Dolphin tackles the fundamental challenge of extracting structured information from complex documents that contain intertwined text, tables, mathematical formulas, and embedded figures. Unlike OCR-only solutions that produce raw text or generic vision-language models that lack document structure awareness, Dolphin uses a purpose-built two-stage architecture: first analyzing the full page layout to identify elements in natural reading order, then parsing each element in parallel using heterogeneous anchor prompts tailored to the specific content type.
The vision encoder is based on Swin Transformer for extracting rich visual features from document images, while an MBart-based text decoder generates structured output preserving semantic relationships between elements. This architecture handles both digitally rendered documents and photographed or scanned pages, maintaining accuracy across varying image quality and document formats. The heterogeneous anchor prompting system provides context-aware cues for each element type, improving parsing accuracy for complex layouts like multi-column tables, nested lists, and inline equations.

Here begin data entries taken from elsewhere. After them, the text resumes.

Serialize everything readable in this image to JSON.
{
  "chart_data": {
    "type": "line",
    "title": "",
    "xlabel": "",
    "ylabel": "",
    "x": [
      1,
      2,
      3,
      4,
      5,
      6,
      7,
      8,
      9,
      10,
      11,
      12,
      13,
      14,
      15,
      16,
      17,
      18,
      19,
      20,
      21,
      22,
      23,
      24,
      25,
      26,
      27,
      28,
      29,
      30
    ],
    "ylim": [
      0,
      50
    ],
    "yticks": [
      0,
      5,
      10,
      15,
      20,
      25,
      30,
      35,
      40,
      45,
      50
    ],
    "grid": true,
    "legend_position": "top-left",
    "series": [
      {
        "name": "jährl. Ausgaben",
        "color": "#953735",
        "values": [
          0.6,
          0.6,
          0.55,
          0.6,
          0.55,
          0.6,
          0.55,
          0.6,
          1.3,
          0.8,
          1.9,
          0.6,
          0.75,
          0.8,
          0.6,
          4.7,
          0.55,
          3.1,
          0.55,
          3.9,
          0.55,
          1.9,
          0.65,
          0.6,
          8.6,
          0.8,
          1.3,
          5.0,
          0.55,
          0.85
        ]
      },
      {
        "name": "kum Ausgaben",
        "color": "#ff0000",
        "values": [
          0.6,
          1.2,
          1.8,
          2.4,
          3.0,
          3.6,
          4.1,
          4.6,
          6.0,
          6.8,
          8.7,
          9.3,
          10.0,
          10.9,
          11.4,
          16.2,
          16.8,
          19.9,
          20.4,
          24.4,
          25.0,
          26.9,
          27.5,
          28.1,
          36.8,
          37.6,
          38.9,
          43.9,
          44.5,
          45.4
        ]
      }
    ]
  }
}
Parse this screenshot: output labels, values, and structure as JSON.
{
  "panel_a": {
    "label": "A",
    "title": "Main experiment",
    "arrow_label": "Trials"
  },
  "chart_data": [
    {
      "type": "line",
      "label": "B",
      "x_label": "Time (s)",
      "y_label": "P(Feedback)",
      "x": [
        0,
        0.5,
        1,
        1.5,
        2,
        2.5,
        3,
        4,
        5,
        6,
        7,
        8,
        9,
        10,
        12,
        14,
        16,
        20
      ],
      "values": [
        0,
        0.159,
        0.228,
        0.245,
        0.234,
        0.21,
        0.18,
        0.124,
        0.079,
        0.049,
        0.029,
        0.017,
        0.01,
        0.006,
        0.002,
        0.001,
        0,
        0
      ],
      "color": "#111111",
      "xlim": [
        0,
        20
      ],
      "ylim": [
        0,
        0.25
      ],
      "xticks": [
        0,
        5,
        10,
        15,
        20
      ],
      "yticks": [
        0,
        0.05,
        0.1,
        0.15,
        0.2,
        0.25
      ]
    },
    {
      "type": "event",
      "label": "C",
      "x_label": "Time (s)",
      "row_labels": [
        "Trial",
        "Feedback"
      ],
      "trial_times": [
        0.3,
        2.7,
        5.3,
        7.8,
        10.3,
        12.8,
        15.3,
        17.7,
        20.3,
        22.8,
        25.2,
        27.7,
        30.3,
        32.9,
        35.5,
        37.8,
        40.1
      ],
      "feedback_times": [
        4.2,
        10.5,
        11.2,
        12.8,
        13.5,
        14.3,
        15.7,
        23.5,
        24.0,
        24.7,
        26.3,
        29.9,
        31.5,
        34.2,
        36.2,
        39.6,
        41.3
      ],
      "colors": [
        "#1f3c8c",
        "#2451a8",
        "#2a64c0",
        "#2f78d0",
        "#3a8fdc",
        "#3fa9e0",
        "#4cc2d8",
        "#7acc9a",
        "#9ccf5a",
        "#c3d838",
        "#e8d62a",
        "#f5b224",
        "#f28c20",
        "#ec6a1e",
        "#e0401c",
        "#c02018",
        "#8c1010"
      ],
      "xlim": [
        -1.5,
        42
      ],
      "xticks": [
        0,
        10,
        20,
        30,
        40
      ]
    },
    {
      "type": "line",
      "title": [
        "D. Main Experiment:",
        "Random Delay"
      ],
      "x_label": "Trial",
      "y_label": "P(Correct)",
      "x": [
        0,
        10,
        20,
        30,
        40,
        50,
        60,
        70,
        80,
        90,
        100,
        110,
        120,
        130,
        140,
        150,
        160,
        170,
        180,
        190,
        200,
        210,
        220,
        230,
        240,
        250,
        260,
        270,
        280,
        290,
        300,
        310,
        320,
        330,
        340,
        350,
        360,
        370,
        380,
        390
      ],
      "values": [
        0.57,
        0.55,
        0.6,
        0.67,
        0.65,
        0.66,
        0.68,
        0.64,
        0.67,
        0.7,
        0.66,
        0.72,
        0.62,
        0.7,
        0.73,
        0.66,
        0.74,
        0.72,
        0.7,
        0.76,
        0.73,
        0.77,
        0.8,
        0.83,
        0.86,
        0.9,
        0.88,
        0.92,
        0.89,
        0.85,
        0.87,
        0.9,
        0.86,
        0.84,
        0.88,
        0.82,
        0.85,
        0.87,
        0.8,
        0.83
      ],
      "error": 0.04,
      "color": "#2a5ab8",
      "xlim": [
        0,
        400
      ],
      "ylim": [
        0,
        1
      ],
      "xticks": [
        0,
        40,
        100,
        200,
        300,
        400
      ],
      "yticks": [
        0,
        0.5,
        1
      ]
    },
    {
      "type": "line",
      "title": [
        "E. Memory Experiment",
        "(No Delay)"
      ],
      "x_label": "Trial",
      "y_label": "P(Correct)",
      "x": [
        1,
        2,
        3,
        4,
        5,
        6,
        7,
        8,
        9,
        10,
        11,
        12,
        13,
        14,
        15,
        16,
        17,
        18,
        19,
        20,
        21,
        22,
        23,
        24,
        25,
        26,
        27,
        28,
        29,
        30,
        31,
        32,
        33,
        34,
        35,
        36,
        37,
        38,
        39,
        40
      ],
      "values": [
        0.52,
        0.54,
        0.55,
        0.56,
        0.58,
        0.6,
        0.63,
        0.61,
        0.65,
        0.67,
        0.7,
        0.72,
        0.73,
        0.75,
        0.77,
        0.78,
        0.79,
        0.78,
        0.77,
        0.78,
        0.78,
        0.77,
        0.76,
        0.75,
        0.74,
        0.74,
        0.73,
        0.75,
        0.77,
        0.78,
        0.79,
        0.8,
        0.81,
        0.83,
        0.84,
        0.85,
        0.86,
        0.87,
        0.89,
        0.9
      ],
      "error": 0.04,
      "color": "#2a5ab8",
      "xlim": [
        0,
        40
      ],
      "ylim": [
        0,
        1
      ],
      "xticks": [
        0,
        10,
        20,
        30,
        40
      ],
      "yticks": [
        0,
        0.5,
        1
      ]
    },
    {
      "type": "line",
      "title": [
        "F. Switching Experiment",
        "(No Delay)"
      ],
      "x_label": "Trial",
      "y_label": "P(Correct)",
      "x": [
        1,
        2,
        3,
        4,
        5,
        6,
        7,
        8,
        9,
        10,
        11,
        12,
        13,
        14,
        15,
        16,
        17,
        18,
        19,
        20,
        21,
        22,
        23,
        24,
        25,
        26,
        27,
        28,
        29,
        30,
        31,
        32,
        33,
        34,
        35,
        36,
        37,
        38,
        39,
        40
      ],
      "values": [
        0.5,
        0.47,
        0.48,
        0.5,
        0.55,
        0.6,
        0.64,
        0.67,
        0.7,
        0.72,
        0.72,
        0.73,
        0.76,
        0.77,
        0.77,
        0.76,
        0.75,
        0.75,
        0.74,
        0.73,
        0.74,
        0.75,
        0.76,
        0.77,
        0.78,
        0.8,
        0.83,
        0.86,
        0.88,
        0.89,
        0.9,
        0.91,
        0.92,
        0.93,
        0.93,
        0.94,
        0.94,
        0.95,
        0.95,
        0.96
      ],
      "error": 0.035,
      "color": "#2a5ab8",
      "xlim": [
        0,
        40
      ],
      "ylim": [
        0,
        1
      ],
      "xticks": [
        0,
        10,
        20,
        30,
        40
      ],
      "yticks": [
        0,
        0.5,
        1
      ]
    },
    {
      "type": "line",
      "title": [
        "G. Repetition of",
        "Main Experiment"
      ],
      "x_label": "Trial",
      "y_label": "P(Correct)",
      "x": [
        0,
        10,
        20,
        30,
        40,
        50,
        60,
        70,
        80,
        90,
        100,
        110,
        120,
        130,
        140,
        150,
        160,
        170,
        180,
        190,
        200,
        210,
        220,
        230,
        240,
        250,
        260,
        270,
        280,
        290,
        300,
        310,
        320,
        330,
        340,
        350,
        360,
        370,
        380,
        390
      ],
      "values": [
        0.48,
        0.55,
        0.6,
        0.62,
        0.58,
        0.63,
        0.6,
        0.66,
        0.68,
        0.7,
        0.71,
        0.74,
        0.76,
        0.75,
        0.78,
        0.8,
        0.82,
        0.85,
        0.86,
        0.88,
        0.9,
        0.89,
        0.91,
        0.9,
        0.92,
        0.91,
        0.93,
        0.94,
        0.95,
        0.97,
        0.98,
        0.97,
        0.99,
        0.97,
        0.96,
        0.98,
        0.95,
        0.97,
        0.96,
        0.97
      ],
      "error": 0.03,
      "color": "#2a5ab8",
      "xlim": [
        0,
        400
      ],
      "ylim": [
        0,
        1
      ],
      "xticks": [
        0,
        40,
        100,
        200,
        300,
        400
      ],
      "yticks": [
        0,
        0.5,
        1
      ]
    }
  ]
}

Dolphin-v2 extends the original model with document-type awareness, enabling a single model to handle invoices, research papers, forms, receipts, and contracts without fine-tuning for each category. The model is released under MIT license with acceptance at ACL 2025, indicating peer-reviewed quality. Integration with inference platforms like vLLM and Replicate makes Dolphin accessible for production document processing workflows at scale.